The snake began to walk its head, stretched and ungainly, over the frog. The frog wriggled a little and the teeth sank deeper.

‘Each half of each jaw can be moved independently. Like pulling a bag over something in separate tugs. When it gets to a wide bit, it can separate the lower jaw halves completely and push them right down. Then it pushes sideways with its throat muscles. It will take a longish time to swallow this big frog. All that saliva helps it down. You may have read somewhere’ – Cassandra had not – ‘that they cover their prey with saliva first, to soften it. People get that idea because if you frighten a snake that’s just fed, it will throw up whatever it’s swallowed.…’

The snake’s four jaw parts and its stuffed and choked mouth were still progressing.

‘It can digest one end of the frog whilst it’s still swallowing the other. For instance, it may digest the feet before the frog is dead. Frogs are very resistant to death.’

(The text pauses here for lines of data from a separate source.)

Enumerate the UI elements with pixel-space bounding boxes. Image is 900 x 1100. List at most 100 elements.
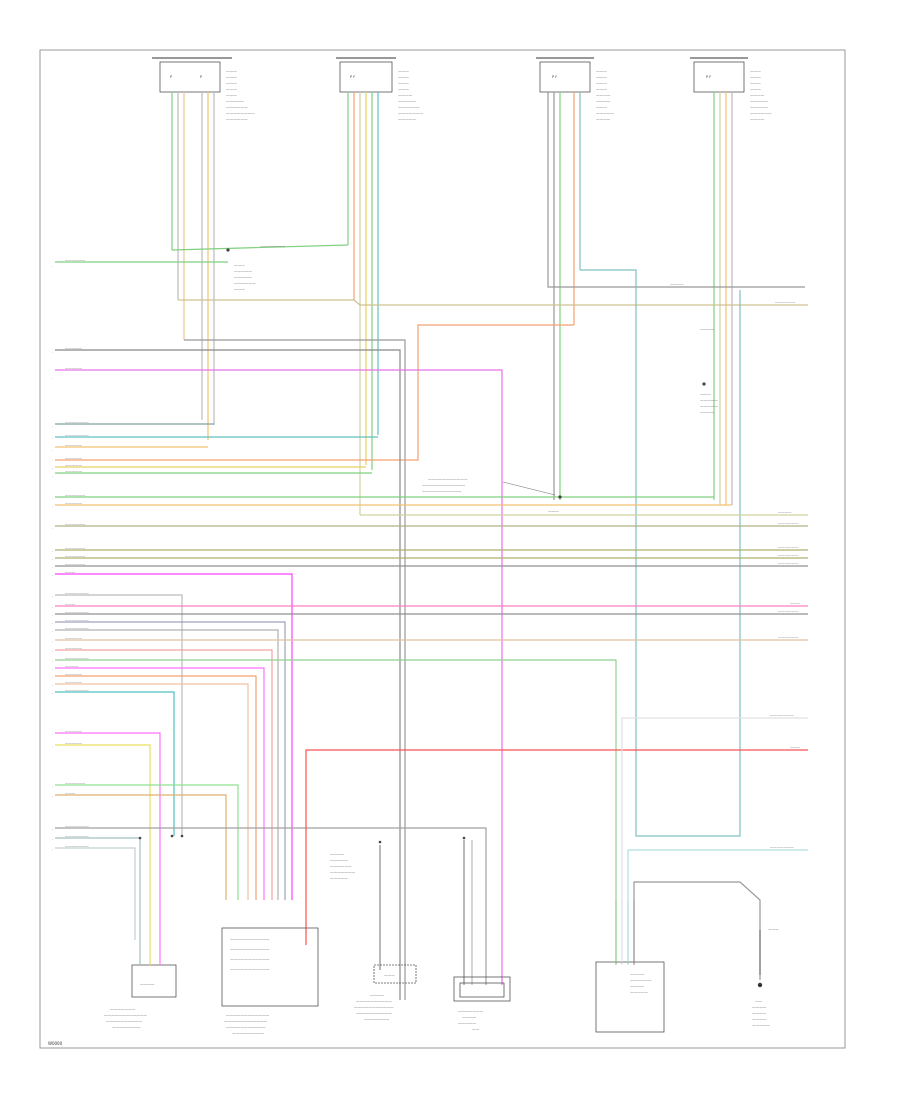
svg-text:———————: ——————— (65, 591, 89, 595)
svg-text:·: · (52, 377, 53, 381)
annotations: ——————— ———————— ——————————— ——— ———————… (234, 244, 779, 1027)
svg-text:———: ——— (65, 791, 76, 795)
svg-text:—————————: ————————— (232, 1031, 265, 1035)
svg-text:———————: ——————— (65, 626, 89, 630)
svg-text:·: · (52, 437, 53, 441)
svg-text:·: · (52, 595, 53, 599)
svg-text:·: · (52, 265, 53, 269)
lower-horizontal-wires (55, 573, 808, 985)
svg-text:———: ——— (398, 87, 409, 91)
svg-text:————————: ———————— (112, 1025, 141, 1029)
svg-text:—————: ————— (65, 501, 83, 505)
svg-text:——————: —————— (778, 609, 799, 613)
svg-text:———: ——— (750, 81, 761, 85)
svg-text:———————: ——————— (65, 656, 89, 660)
svg-text:———————————: ——————————— (428, 477, 468, 481)
bottom-component-5: ——————————————————— (595, 900, 665, 1033)
svg-text:·: · (52, 795, 53, 799)
svg-text:———————: ——————— (770, 845, 794, 849)
svg-text:————: ———— (462, 1015, 477, 1019)
svg-text:·: · (52, 630, 53, 634)
svg-text:——————: —————— (65, 493, 86, 497)
svg-text:———: ——— (790, 745, 801, 749)
top-component-3: P F ———————————————————————————————— (536, 57, 614, 121)
svg-text:————: ———— (398, 93, 413, 97)
svg-text:———: ——— (398, 81, 409, 85)
svg-text:———————: ——————— (330, 870, 356, 874)
splice-dots (138, 248, 706, 844)
svg-text:—————: ————— (234, 275, 252, 279)
svg-text:———————————: ——————————— (354, 1005, 394, 1009)
svg-text:·: · (52, 475, 53, 479)
svg-text:—————: ————— (65, 443, 83, 447)
svg-text:—————: ————— (65, 463, 83, 467)
svg-text:——————: —————— (778, 553, 799, 557)
svg-text:———————————: ——————————— (230, 957, 270, 961)
svg-text:———: ——— (750, 87, 761, 91)
svg-text:———: ——— (65, 570, 76, 574)
svg-text:·: · (52, 550, 53, 554)
svg-text:————————: ———————— (226, 111, 255, 115)
svg-text:——: —— (472, 1027, 480, 1031)
svg-text:—————: ————— (65, 456, 83, 460)
lower-vertical-wires (379, 495, 561, 985)
svg-text:——————: —————— (330, 864, 352, 868)
svg-text:—————: ————— (750, 99, 768, 103)
svg-text:———————: ——————— (65, 688, 89, 692)
svg-text:———————————: ——————————— (230, 947, 270, 951)
svg-text:·: · (52, 640, 53, 644)
svg-text:—————: ————— (234, 269, 252, 273)
svg-text:——: —— (755, 999, 763, 1003)
svg-text:———————: ——————— (398, 111, 424, 115)
svg-text:———: ——— (790, 601, 801, 605)
svg-text:———————————: ——————————— (230, 937, 270, 941)
svg-text:———————: ——————— (65, 610, 89, 614)
svg-text:———: ——— (750, 69, 761, 73)
svg-text:————: ———— (330, 852, 345, 856)
svg-text:·: · (52, 660, 53, 664)
svg-text:——————: —————— (65, 562, 86, 566)
svg-text:—————: ————— (630, 990, 648, 994)
svg-text:—————: ————— (458, 1021, 476, 1025)
svg-text:—————: ————— (398, 117, 416, 121)
svg-text:———: ——— (548, 509, 559, 513)
svg-text:————: ———— (596, 117, 611, 121)
svg-text:——————: —————— (778, 521, 799, 525)
svg-text:———————: ——————— (65, 834, 89, 838)
svg-text:————: ———— (670, 282, 684, 286)
svg-text:—————: ————— (700, 404, 718, 408)
svg-text:·: · (52, 459, 53, 463)
svg-text:·: · (52, 848, 53, 852)
svg-text:·: · (52, 497, 53, 501)
bottom-component-1: ———— ———————————————————————————————————… (104, 940, 177, 1029)
svg-text:——————————: —————————— (356, 1011, 392, 1015)
svg-text:—————: ————— (65, 346, 83, 350)
svg-text:—————: ————— (65, 469, 83, 473)
svg-text:————: ———— (370, 993, 385, 997)
svg-text:—————: ————— (596, 111, 614, 115)
svg-text:———: ——— (596, 75, 607, 79)
svg-text:———: ——— (226, 93, 237, 97)
svg-text:———: ——— (226, 87, 237, 91)
svg-text:———————————: ——————————— (422, 489, 462, 493)
svg-text:·: · (52, 838, 53, 842)
svg-text:——————: —————— (226, 105, 248, 109)
svg-text:———————: ——————— (364, 1017, 390, 1021)
svg-text:———: ——— (226, 75, 237, 79)
svg-text:·: · (52, 467, 53, 471)
bottom-component-2: ————————————————————————————————————————… (221, 927, 319, 1035)
svg-text:P: P (170, 75, 173, 79)
svg-text:————: ———— (630, 984, 645, 988)
svg-text:————: ———— (778, 510, 792, 514)
svg-text:·: · (52, 676, 53, 680)
svg-text:——————: —————— (65, 546, 86, 550)
svg-text:———————: ——————— (770, 713, 794, 717)
wires-top-3 (547, 92, 581, 500)
svg-text:—————: ————— (398, 99, 416, 103)
svg-text:P: P (200, 75, 203, 79)
svg-text:———————: ——————— (65, 824, 89, 828)
wires-top-4 (713, 92, 733, 505)
svg-text:—————: ————— (750, 105, 768, 109)
svg-text:———————: ——————— (65, 844, 89, 848)
svg-text:————————————: ———————————— (226, 1013, 270, 1017)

Cassandra sat still, and neither protested nor wriggled. She felt Simon was forbidding. Since then she had watched an anaconda swallow a small pig, on the television, under his
surveillance, but both his commentary and her observation had become more remote, she thought, cooler. In the jungle he, perhaps, had sweated something off. Whereas the screen made him and his snake, for her, unreal somehow; her watching was pitiless. A loss? One cannot suffer with all frogs and pigs. One cannot. There had been on the stretched faces of both grass-snake and anaconda a kind of rigid, anonymous grin.

Chapter 7

‘As for what you call my obscure references to Simon Moffitt,’ Julia wrote, ‘they are obscure because my feelings are obscure. I suppose you might say he was my first love. (Are you interested in that, Ivan? Well, if not, you can always skip through this letter – you don’t even have to
look
as though you’re politely listening.) In those days I saw him as a sort of cross between Heathcliff and Sebastian Flyte. He had a romantic Bridesheady sort of charm – a rather sordid family history that was the object of much village speculation – and the sort of glamour that comes of having thrown over the Family Tradition – although only far enough to be flirting with the C. of E. in the person of our local vicar (also a charmer). You get the picture. Things were complicated because of my sister – whom I loved and was terrified of – having violent feelings – again obscure – about him, let alone me. It all got a bit like a cheap novelette. That upset her too, she hates even a hint of vulgarity. And whereas my life
is
like a novelette, I do like it to be the muted, not the melodramatic kind, lowest common denominator not highest common multiple of emotion, if I’ve got my terminology right, love?

‘Simon doesn’t look as though he’s a straightforward man; he was certainly anything
but
a straightforward boy. A sexual twister, and an (unconscious?) cajoler.… The sort of man who makes women feel, erroneously, that they can do things to bring him out or straighten him up. Hence your teenagers, which I find absolutely understandable.…’

They met outside the post office. Julia pushed her pennies into the stamp machine and watched the stamps uncoil through the slit. She stuck them on, and took the letter out of the envelope to read through, partly in case she had said something
embarrassing, partly out of a giddy pleasure in her own eloquence.